Удар получился сильнее, чем мне хотелось. У него отвисла челюсть, на щеке остался белый след. Потом кровь прилила обратно, он побагровел и закатил истерику — вопил, ругался, молотил кулаками. По лестнице застучали каблуки, кто-то бешено запричитал на итальянском и забарабанил в дверь. Я схватил дневник и листки с переводом и бросил в камин. Банни кинулся за ними, но я держал его, пока бумага не загорелась, а потом крикнул, что можно войти. Это оказалась горничная. Она влетела, что-то тараторя — так быстро, что я не разобрал ни слова. Сперва я подумал, что ее рассердил шум, но потом понял, что дело в другом. Она знала, что я заболел; несколько дней из моей комнаты не доносилось ни звука, и тут, как она испуганно объяснила, поднялся крик, и она подумала, что ночью я, вероятно, умер, а другой молодой signore[68]
только что обнаружил мой хладный труп, — но теперь-то видит, что сгустила краски. Не нужно ли вызвать врача? «Скорую»? Может, принести bicarbonato di sodio?[69]Я поблагодарил ее и сказал, что все в полном порядке. Потом… Потом я, помню, топтался на месте, пытаясь придумать, чем объяснить причиненное беспокойство, но она, как ни в чем не бывало, ушла, чтобы принести нам завтрак. Банни стоял с озадаченным видом. Разумеется, он понятия не имел, о чем шла речь. Наверное, со стороны это выглядело немного загадочно и зловеще. Он спросил, куда она пошла и о чем говорила, но я был слишком зол и устал, чтобы объяснять. Я ушел к себе в комнату и оставался там до возвращения горничной. Она накрыла стол на террасе, и мы вышли позавтракать.
Как ни странно, Банни было нечего сказать. После неловкого молчания он осведомился о моем самочувствии, поведал о своих похождениях за время моей болезни, но не произнес ни слова о нашем недавнем инциденте. Тем временем я пришел к выводу, что мне остается лишь следить за собой. Я понимал, что серьезно его задел — в дневнике было несколько крайне нелицеприятных записей, — и поэтому решил впредь обращаться с ним как нельзя более обходительно, полагая, что больше проблем не возникнет.
Он отпил виски. Я поймал его взгляд.
— Ты хочешь сказать, надеясь, что не возникнет?
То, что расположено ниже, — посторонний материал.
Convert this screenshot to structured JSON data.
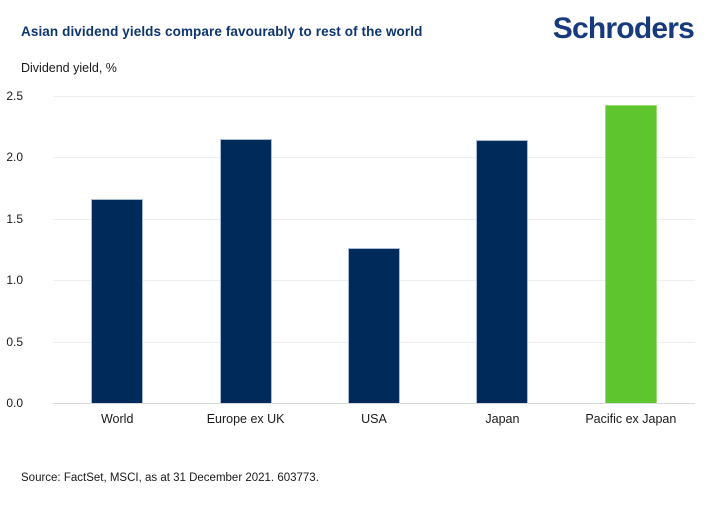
{
  "header": {
    "title": "Asian dividend yields compare favourably to rest of the world",
    "logo_text": "Schroders"
  },
  "chart_data": {
    "type": "bar",
    "title": "Asian dividend yields compare favourably to rest of the world",
    "ylabel": "Dividend yield, %",
    "xlabel": "",
    "categories": [
      "World",
      "Europe ex UK",
      "USA",
      "Japan",
      "Pacific ex Japan"
    ],
    "values": [
      1.66,
      2.15,
      1.26,
      2.14,
      2.43
    ],
    "bar_colors": [
      "#002a5a",
      "#002a5a",
      "#002a5a",
      "#002a5a",
      "#5ec52f"
    ],
    "bar_border_colors": [
      "#aabcd4",
      "#aabcd4",
      "#aabcd4",
      "#aabcd4",
      "#9bdb74"
    ],
    "ylim": [
      0,
      2.5
    ],
    "yticks": [
      "0.0",
      "0.5",
      "1.0",
      "1.5",
      "2.0",
      "2.5"
    ],
    "grid": "horizontal",
    "legend": "none"
  },
  "footer": {
    "source": "Source: FactSet, MSCI, as at 31 December 2021. 603773."
  },
  "colors": {
    "navy_bar": "#002a5a",
    "green_bar": "#5ec52f",
    "title_navy": "#0d3571",
    "logo_blue": "#17397e",
    "gridline": "#efefef",
    "baseline": "#d9d9d9"
  }
}
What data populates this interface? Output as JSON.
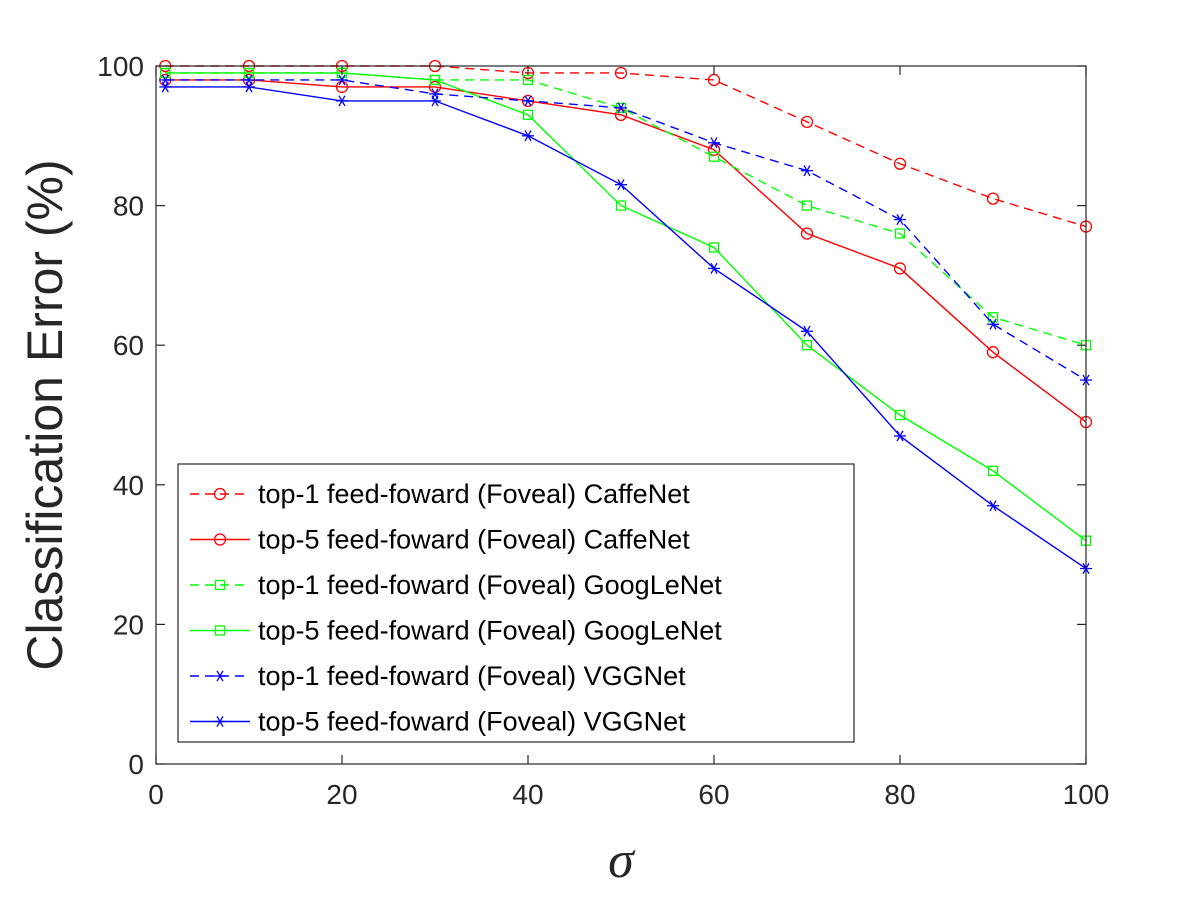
{
  "chart_data": {
    "type": "line",
    "title": "",
    "xlabel": "σ",
    "ylabel": "Classification Error (%)",
    "xlim": [
      0,
      100
    ],
    "ylim": [
      0,
      100
    ],
    "xticks": [
      0,
      20,
      40,
      60,
      80,
      100
    ],
    "yticks": [
      0,
      20,
      40,
      60,
      80,
      100
    ],
    "grid": false,
    "legend_position": "bottom-left",
    "x": [
      1,
      10,
      20,
      30,
      40,
      50,
      60,
      70,
      80,
      90,
      100
    ],
    "series": [
      {
        "name": "top-1 feed-foward (Foveal) CaffeNet",
        "color": "#ff0000",
        "line_style": "dashed",
        "marker": "circle",
        "values": [
          100,
          100,
          100,
          100,
          99,
          99,
          98,
          92,
          86,
          81,
          77
        ]
      },
      {
        "name": "top-5 feed-foward (Foveal) CaffeNet",
        "color": "#ff0000",
        "line_style": "solid",
        "marker": "circle",
        "values": [
          98,
          98,
          97,
          97,
          95,
          93,
          88,
          76,
          71,
          59,
          49
        ]
      },
      {
        "name": "top-1 feed-foward (Foveal) GoogLeNet",
        "color": "#00ff00",
        "line_style": "dashed",
        "marker": "square",
        "values": [
          99,
          99,
          99,
          98,
          98,
          94,
          87,
          80,
          76,
          64,
          60
        ]
      },
      {
        "name": "top-5 feed-foward (Foveal) GoogLeNet",
        "color": "#00ff00",
        "line_style": "solid",
        "marker": "square",
        "values": [
          99,
          99,
          99,
          98,
          93,
          80,
          74,
          60,
          50,
          42,
          32
        ]
      },
      {
        "name": "top-1 feed-foward (Foveal) VGGNet",
        "color": "#0000ff",
        "line_style": "dashed",
        "marker": "asterisk",
        "values": [
          98,
          98,
          98,
          96,
          95,
          94,
          89,
          85,
          78,
          63,
          55
        ]
      },
      {
        "name": "top-5 feed-foward (Foveal) VGGNet",
        "color": "#0000ff",
        "line_style": "solid",
        "marker": "asterisk",
        "values": [
          97,
          97,
          95,
          95,
          90,
          83,
          71,
          62,
          47,
          37,
          28
        ]
      }
    ]
  }
}
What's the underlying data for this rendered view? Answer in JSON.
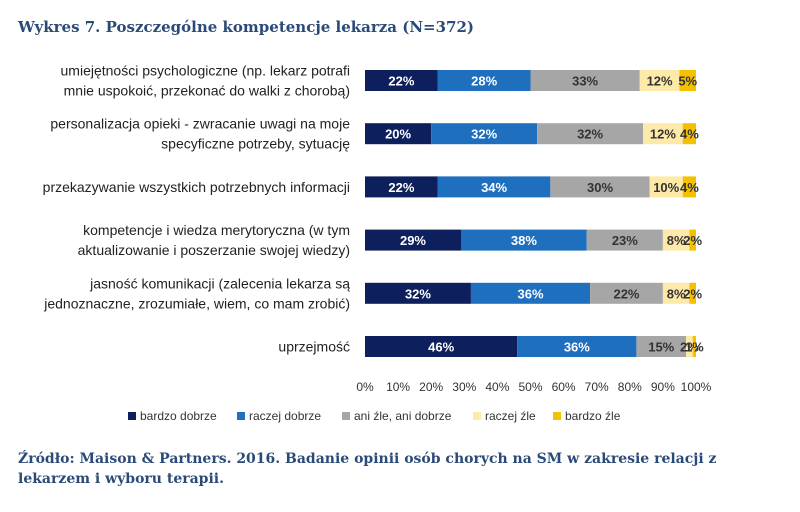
{
  "chart_data": {
    "type": "bar",
    "orientation": "horizontal",
    "stacked": true,
    "title": "Wykres 7. Poszczególne kompetencje lekarza (N=372)",
    "source": "Źródło: Maison & Partners. 2016. Badanie opinii osób chorych na SM w zakresie relacji z lekarzem i wyboru terapii.",
    "categories": [
      [
        "umiejętności psychologiczne (np. lekarz potrafi",
        "mnie uspokoić, przekonać do walki z chorobą)"
      ],
      [
        "personalizacja opieki - zwracanie uwagi na moje",
        "specyficzne potrzeby, sytuację"
      ],
      [
        "przekazywanie wszystkich potrzebnych informacji"
      ],
      [
        "kompetencje i wiedza merytoryczna (w tym",
        "aktualizowanie i poszerzanie swojej wiedzy)"
      ],
      [
        "jasność komunikacji (zalecenia lekarza są",
        "jednoznaczne, zrozumiałe, wiem, co mam zrobić)"
      ],
      [
        "uprzejmość"
      ]
    ],
    "series": [
      {
        "name": "bardzo dobrze",
        "color": "#0d1f5c",
        "label_color": "#ffffff",
        "values": [
          22,
          20,
          22,
          29,
          32,
          46
        ]
      },
      {
        "name": "raczej dobrze",
        "color": "#1f6fbf",
        "label_color": "#ffffff",
        "values": [
          28,
          32,
          34,
          38,
          36,
          36
        ]
      },
      {
        "name": "ani źle, ani dobrze",
        "color": "#a6a6a6",
        "label_color": "#333333",
        "values": [
          33,
          32,
          30,
          23,
          22,
          15
        ]
      },
      {
        "name": "raczej źle",
        "color": "#fde9a8",
        "label_color": "#333333",
        "values": [
          12,
          12,
          10,
          8,
          8,
          2
        ]
      },
      {
        "name": "bardzo źle",
        "color": "#f5c000",
        "label_color": "#333333",
        "values": [
          5,
          4,
          4,
          2,
          2,
          1
        ]
      }
    ],
    "x_ticks": [
      "0%",
      "10%",
      "20%",
      "30%",
      "40%",
      "50%",
      "60%",
      "70%",
      "80%",
      "90%",
      "100%"
    ],
    "xlim": [
      0,
      100
    ],
    "legend_position": "bottom",
    "grid": false
  }
}
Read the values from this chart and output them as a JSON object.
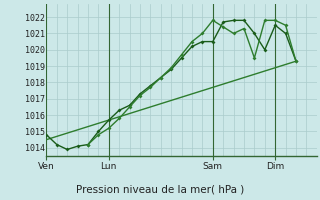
{
  "bg_color": "#cce8e8",
  "grid_color_minor": "#aacccc",
  "grid_color_major": "#336633",
  "line_color1": "#1a5c1a",
  "line_color2": "#2e7d2e",
  "line_color3": "#2e7d2e",
  "title": "Pression niveau de la mer( hPa )",
  "ylabel_ticks": [
    1014,
    1015,
    1016,
    1017,
    1018,
    1019,
    1020,
    1021,
    1022
  ],
  "ylim": [
    1013.5,
    1022.8
  ],
  "day_labels": [
    "Ven",
    "Lun",
    "Sam",
    "Dim"
  ],
  "day_positions": [
    0,
    18,
    48,
    66
  ],
  "series1_x": [
    0,
    3,
    6,
    9,
    12,
    15,
    18,
    21,
    24,
    27,
    30,
    33,
    36,
    39,
    42,
    45,
    48,
    51,
    54,
    57,
    60,
    63,
    66,
    69,
    72
  ],
  "series1_y": [
    1014.8,
    1014.2,
    1013.9,
    1014.1,
    1014.2,
    1015.0,
    1015.7,
    1016.3,
    1016.6,
    1017.3,
    1017.8,
    1018.3,
    1018.8,
    1019.5,
    1020.2,
    1020.5,
    1020.5,
    1021.7,
    1021.8,
    1021.8,
    1021.0,
    1020.0,
    1021.5,
    1021.0,
    1019.3
  ],
  "series2_x": [
    12,
    15,
    18,
    21,
    24,
    27,
    30,
    33,
    36,
    39,
    42,
    45,
    48,
    51,
    54,
    57,
    60,
    63,
    66,
    69,
    72
  ],
  "series2_y": [
    1014.2,
    1014.8,
    1015.2,
    1015.8,
    1016.5,
    1017.2,
    1017.7,
    1018.3,
    1018.9,
    1019.7,
    1020.5,
    1021.0,
    1021.8,
    1021.4,
    1021.0,
    1021.3,
    1019.5,
    1021.8,
    1021.8,
    1021.5,
    1019.3
  ],
  "series3_x": [
    0,
    72
  ],
  "series3_y": [
    1014.5,
    1019.3
  ],
  "major_vlines": [
    0,
    18,
    48,
    66
  ],
  "xlim": [
    0,
    78
  ]
}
— Я знаю Банни лучше, чем ты, — отрезал Генри.
— А как же насчет того, что он говорил про полицию?
— Ричард, было ясно, что он не готов обратиться в полицию.
— Пойми, если бы речь шла только об убийстве невинного человека, все было бы совершенно иначе, — подавшись вперед, сказал Фрэнсис. — Дело не в том, что его мучает совесть. Или что в нем проснулся безудержный праведный гнев. Нет, в нем кипит обида. Он думает, что несправедливо обошлись с ним самим.
— Честно говоря, я думал, что, утаив правду, лишь окажу ему услугу. Но он разозлился — вернее, до сих пор злится — именно потому, что от него все скрыли. Он чувствует себя ущемленным. Отринутым. И лучшее, что я мог сделать, — попытаться загладить вину. Ведь мы с ним — старые друзья.
— Расскажи ему о вещах, за которые Банни расплатился твоей кредиткой, пока ты болел.
— Я узнал об этом значительно позже, — мрачно произнес Генри. — Сейчас это уже не важно.
Он закурил новую сигарету.
— Думаю, он был в шоке, когда все обнаружил. К тому же он находился в чужой стране, без знания языка, не имея ни цента собственных денег. Поэтому первое время он вел себя нормально. Но как только до него дошло, что моя судьба, по сути, в его руках — а на это, поверь, ушло совсем немного времени, — ты представить не можешь, какую пытку он мне устроил. Он говорил об этом постоянно. В ресторанах, в магазинах, в такси. Конечно, был не сезон, американцев встречалось не так уж много, но, подозреваю, есть целые семьи, которые вернулись домой, куда-нибудь в Огайо, обсуждая… Боже ты мой. Изнурительные монологи в «Остериа дель Орсо». Скандал на Виа деи Честари. Попытка воспроизвести событие — к счастью, прерванная — в холле «Гранд-отеля».